Google ha reconocido en una documentación judicial que los usuarios de Gmail no deberían tener una plena confianza de que sus comunicaciones electrónicas sean confidenciales, por tanto existe una falta de privacidad que está en la raíz del funcionamiento del servicio de correos electrónicos.

En la página número 29 del documento, expresa que recopila información procedente de sus comunicaciones electrónicas sin orden judicial, y por supuesto sin el consentimiento del afectado, amparandose en una decisión del Tribunal Supremo de 1979.

Básicamente se apoyan en un argumento que cae por su propio peso, los usuarios no deberiamos de sorprendernos si en el curso del envío,  la información es procesada por el proveedor del servicio de email, y añade “una persona no tiene la certeza legal de que se preserve su privacidad en la información que entrega voluntariamente a tercerso”, así como no nos sorprendemos a que nuestro compañero de trabajo abre una carta (física) dirigida a nosotros.

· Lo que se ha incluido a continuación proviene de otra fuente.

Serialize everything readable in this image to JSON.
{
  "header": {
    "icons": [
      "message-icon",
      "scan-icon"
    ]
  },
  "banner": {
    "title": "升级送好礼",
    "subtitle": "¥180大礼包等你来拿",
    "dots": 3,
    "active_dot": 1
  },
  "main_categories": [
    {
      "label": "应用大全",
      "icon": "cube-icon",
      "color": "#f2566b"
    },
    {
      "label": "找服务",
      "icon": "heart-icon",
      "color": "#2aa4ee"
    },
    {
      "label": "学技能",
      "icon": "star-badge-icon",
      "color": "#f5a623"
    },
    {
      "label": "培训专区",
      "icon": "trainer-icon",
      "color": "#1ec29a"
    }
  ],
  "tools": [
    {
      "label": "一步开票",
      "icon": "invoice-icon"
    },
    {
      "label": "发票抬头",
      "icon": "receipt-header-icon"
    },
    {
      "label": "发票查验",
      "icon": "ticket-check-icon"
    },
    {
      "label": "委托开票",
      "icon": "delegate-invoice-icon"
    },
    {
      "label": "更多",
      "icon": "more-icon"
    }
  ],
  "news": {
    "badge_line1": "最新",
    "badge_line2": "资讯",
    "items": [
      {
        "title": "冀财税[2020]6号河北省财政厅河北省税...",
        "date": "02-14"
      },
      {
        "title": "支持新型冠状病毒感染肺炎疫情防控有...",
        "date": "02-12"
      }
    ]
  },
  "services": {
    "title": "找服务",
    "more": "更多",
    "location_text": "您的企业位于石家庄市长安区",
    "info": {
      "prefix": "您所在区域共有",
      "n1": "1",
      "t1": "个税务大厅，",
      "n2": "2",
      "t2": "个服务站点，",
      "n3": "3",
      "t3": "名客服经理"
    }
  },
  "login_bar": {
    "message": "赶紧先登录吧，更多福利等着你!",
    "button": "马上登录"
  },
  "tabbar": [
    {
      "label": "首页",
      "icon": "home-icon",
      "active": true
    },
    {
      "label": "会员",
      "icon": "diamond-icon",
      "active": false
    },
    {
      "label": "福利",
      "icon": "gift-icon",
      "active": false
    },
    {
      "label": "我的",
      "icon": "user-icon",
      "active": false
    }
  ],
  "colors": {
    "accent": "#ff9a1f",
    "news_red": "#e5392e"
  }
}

Google se enfrenta a una demanda colectiva acusado de espiar a sus usuarios  “Google abre, lee y adquiere ilegalmente contenido privado de los correos electrónicos de la gente”, dice la denuncia fechada en mayo.

El Gigante de internet, por su parte, manifiesta que el escaneado automático (no humano) de correos electrónicos, es el procedimiento ordinario en el intercambio de mensajes a través de Gmail, una información que sirve para optimizar la publicidad que recibe el usuario, y que así figura en los términos y condiciones de su servicio de correos.

La compañía argumenta igualmente que los demandantes no ofrecieron pruebas de que sus correos fueran “comunicaciones confidenciales”, según se describe en el código penal de EEUU que exige evidencias que confirmen el “deseo” de privacidad de las partes.

Por tanto, según Google, la falta de ejemplos provistos por los demandantes hace imposible conocer lo que esperaban al usar Gmail, por lo que no se puede llegar a la conclusión de que “una expectativa razonable de confidencialidad” se aplicara a ese caso.

Para el grupo de Consumer Watchdog, comunica que “Google admitió finalmente que no respeta la privacidad e invitó a quienes estén interesados en mantener sus comunicaciones en privado a que no usen Gmail”.